Tais conceitos de personalidade e capacidade mudam de autor para autor, muitas vezes relativizados em relação ao assunto tratado. Porém, as duas coisas não se confundem, pois, segundo o professor Miguel Reale, seria a capacidade uma extensão da personalidade:

“[…] O conceito de capacidade, em sentido estrito e próprio, não se confunde, porém, com o de personalidade. A palavra ‘capacidade’ por si mesma está dizendo que ela indica uma extensão do exercício da personalidade, como que a medida da personalidade em concreto. […]”[31]

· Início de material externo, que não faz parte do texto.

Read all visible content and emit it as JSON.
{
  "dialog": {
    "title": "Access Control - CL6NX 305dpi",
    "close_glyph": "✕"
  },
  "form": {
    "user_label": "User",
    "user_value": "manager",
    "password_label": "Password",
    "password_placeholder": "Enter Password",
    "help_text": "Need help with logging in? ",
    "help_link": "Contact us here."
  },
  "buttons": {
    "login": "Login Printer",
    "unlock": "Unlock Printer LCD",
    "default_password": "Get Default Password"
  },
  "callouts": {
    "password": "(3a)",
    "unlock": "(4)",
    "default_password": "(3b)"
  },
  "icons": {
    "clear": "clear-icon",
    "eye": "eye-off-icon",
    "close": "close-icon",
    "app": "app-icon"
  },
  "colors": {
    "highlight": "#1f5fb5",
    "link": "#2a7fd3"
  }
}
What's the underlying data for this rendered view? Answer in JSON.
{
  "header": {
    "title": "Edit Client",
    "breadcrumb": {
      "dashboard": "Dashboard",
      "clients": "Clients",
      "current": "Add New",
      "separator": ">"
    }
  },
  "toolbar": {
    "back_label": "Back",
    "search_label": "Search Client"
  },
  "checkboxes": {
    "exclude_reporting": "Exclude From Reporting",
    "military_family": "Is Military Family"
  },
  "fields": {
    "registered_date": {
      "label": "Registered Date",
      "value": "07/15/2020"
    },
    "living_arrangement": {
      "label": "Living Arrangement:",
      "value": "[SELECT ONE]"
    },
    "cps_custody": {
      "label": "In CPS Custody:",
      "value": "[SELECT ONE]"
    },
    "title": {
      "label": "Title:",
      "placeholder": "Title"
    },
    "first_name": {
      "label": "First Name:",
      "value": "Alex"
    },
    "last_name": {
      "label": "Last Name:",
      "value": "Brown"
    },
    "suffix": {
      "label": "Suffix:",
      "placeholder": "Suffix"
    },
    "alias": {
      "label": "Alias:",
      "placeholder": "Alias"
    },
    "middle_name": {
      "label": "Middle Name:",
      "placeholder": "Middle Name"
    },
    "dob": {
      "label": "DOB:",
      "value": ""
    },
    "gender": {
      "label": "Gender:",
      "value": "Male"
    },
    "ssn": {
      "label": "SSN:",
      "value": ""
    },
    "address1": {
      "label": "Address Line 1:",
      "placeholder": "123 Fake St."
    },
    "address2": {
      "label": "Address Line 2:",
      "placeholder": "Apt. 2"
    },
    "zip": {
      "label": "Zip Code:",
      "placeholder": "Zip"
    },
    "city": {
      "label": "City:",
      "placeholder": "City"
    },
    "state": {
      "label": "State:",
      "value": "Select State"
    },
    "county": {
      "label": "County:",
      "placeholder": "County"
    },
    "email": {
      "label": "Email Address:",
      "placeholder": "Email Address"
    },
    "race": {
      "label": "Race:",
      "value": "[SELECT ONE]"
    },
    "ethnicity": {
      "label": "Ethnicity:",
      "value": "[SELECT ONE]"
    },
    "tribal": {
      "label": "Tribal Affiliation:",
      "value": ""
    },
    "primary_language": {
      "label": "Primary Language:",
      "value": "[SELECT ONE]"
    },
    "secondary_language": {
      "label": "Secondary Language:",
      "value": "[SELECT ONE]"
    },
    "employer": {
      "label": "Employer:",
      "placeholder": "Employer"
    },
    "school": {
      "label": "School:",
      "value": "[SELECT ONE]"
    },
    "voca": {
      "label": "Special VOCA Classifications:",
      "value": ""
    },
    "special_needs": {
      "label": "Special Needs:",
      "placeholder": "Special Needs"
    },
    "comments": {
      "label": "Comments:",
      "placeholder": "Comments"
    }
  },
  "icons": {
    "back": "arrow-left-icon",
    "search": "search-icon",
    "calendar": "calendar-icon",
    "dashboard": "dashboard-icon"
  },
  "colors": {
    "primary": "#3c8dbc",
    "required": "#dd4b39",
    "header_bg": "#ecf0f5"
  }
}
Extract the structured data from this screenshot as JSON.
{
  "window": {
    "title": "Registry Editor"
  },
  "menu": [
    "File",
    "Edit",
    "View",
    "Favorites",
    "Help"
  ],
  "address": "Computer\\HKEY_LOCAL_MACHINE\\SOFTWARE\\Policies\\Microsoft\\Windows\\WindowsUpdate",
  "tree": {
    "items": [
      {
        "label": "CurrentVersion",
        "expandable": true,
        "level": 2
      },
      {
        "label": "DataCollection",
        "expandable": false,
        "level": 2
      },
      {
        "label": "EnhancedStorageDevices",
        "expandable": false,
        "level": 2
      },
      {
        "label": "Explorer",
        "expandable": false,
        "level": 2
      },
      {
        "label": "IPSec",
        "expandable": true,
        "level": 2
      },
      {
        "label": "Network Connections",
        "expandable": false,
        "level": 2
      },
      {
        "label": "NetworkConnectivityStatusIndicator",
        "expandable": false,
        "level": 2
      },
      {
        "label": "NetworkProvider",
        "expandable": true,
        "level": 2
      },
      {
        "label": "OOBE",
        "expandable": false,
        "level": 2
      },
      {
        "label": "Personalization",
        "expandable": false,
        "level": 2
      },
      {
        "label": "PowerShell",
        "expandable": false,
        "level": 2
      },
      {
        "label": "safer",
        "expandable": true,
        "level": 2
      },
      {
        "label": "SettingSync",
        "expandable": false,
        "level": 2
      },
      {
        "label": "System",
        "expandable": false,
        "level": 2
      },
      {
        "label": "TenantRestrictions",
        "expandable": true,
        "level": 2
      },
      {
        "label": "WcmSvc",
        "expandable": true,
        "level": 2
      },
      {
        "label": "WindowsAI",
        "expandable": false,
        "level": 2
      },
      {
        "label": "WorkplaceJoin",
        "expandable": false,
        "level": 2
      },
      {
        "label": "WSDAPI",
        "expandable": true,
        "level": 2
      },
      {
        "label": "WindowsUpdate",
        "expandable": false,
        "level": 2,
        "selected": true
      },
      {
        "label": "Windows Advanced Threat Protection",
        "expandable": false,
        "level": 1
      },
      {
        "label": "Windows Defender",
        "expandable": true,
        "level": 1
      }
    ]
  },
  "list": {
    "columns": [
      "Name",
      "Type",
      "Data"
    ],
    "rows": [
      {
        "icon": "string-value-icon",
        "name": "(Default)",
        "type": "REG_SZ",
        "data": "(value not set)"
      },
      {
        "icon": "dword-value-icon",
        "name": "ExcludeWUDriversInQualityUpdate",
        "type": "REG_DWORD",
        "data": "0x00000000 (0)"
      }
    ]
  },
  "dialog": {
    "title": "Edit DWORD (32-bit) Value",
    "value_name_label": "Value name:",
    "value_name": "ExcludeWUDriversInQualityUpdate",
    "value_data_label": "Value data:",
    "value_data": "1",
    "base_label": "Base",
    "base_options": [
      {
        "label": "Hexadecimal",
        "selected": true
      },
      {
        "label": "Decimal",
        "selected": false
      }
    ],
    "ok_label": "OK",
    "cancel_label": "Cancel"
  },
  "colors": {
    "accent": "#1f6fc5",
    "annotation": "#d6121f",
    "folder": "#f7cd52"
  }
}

Em linhas gerais, se determinado sujeito possui personalidade, possuiria, também, capacidade (em maior ou menor grau), entretanto não seriam somente os sujeitos dotados de personalidade que poderiam ter capacidade. O direito atribuiu capacidade aos entes despersonalizados (o nascituro, a massa falida, o condomínio, etc) para que esses possam fazer parte de relações jurídicas como sujeitos. Para Tagore, “Os entes despersonalizados, mesmo que não registrados, possuem condições de estabelecer relações jurídicas com quaisquer pessoas ou outros entes e apesar de não configurar sob um aspecto normativo-dogmático pessoas de direitos, são considerados sujeitos de direito.”[32] O que evidencia claramente que algo “não humano” tem aptidão para capacidade e para buscar seus interesses ou pelo menos seus direitos básicos, ou ainda parte disso junto às vias judiciais.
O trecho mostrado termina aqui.